WingNews

bandoti|8 months ago

Here’s a few problems I foresee:

1. People get lazy when presented with four choices they had no hand in creating, and they don’t look over the four and just click one, ignoring the others. Why? Because they have ten more of these on the go at once, diminishing their overall focus.

2. Automated tests, end-to-end sim., linting, etc—tools already exist and work at scale. They should be robust and THOROUGHLY reviewed by both AI and humans ideally.

3. AI is good for code reviews and “another set of eyes” but man it makes serious mistakes sometimes.

An anecdote for (1), when ChatGPT tries to A/B test me with two answers, it’s incredibly burdensome for me to read twice virtually the same thing with minimal differences.

Code reviewing four things that do almost the same thing is more of a burden than writing the same thing once myself.

abdullin|8 months ago

A simple rule applies: "No matter what tool created the code, you are still responsible for what you merge into main".

As such, task of verification, still falls on hands of engineers.

Given that and proper processes, modern tooling works nicely with codebases ranging from 10k LOC (mixed embedded device code with golang backends and python DS/ML) to 700k LOC (legacy enterprise applications from the mainframe era)

eddd-ddde|8 months ago

With lazy people the same applies for everything, code they do write, or code they review from peers. The issue is not the tooling, but the hands.

OvbiousError|8 months ago

I don't think the human is the problem here, but the time it takes to run the full testing suite.

tlb|8 months ago

Yes, and (some near-future) AI is also more patient and better at multitasking than a reasonable human. It can make a change, submit for full fuzzing, and if there's a problem it can continue with the saved context it had when making the change. It can work on 100s of such changes in parallel, while a human trying to do this would mix up the reasons for the change with all the other changes they'd done by the time the fuzzing result came back.

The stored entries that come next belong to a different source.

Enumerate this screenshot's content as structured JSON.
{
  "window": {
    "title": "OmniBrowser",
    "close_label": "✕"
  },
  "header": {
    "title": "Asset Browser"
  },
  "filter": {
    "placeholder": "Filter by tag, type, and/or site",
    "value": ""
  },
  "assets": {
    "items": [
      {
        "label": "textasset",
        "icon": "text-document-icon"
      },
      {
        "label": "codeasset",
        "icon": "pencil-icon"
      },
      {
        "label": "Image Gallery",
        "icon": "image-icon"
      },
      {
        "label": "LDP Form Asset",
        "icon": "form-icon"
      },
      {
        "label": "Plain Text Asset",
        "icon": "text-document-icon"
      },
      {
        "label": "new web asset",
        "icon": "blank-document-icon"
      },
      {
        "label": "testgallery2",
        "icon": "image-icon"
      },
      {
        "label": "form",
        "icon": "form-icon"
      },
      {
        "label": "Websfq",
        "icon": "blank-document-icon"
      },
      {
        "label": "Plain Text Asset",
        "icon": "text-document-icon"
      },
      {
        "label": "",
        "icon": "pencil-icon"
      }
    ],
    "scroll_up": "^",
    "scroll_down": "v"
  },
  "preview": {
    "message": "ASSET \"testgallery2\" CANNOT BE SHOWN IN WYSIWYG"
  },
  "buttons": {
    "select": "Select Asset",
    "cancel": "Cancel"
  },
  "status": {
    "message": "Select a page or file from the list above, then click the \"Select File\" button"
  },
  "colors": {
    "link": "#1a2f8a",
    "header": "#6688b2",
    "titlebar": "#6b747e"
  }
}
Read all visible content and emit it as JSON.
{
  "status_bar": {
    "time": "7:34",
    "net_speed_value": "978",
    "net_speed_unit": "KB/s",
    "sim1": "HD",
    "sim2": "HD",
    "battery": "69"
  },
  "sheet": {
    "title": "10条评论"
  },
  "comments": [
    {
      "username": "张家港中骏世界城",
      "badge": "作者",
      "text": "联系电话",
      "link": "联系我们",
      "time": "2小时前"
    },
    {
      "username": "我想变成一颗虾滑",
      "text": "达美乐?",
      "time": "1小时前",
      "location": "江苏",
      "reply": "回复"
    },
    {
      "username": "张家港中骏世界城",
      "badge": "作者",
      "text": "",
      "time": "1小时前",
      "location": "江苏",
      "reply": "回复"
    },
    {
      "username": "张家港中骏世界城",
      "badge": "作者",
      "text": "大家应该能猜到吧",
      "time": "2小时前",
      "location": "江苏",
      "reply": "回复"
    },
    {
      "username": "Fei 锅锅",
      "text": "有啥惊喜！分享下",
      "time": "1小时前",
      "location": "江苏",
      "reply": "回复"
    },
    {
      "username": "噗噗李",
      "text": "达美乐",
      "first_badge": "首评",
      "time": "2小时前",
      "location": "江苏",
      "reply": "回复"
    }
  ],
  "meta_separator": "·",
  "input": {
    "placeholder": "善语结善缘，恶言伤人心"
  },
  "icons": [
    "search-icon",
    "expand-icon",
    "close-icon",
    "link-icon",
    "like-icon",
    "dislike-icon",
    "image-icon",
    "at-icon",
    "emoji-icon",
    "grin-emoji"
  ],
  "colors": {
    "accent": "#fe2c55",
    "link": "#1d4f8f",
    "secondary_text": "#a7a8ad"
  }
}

LLMs are worse at many things than human programmers, so you have to try to compensate by leveraging the things they're better at. Don't give up with "they're bad at such and such" until you've tried using their strengths.

abdullin|8 months ago

Humans tend to lack inhumane patience.

diggan|8 months ago

It is kind of a human problem too, although that the full testing suite takes X hours to run is also not fun, but it makes the human problem larger.

Say you're Human A, working on a feature. Running the full testing suite takes 2 hours from start to finish. Every change you do to existing code needs to be confirmed to not break existing stuff with the full testing suite, so some changes it takes 2 hours before you have 100% understanding that it doesn't break other things. How quickly do you lose interest, and at what point do you give up to either improve the testing suite, or just skip that feature/implement it some other way?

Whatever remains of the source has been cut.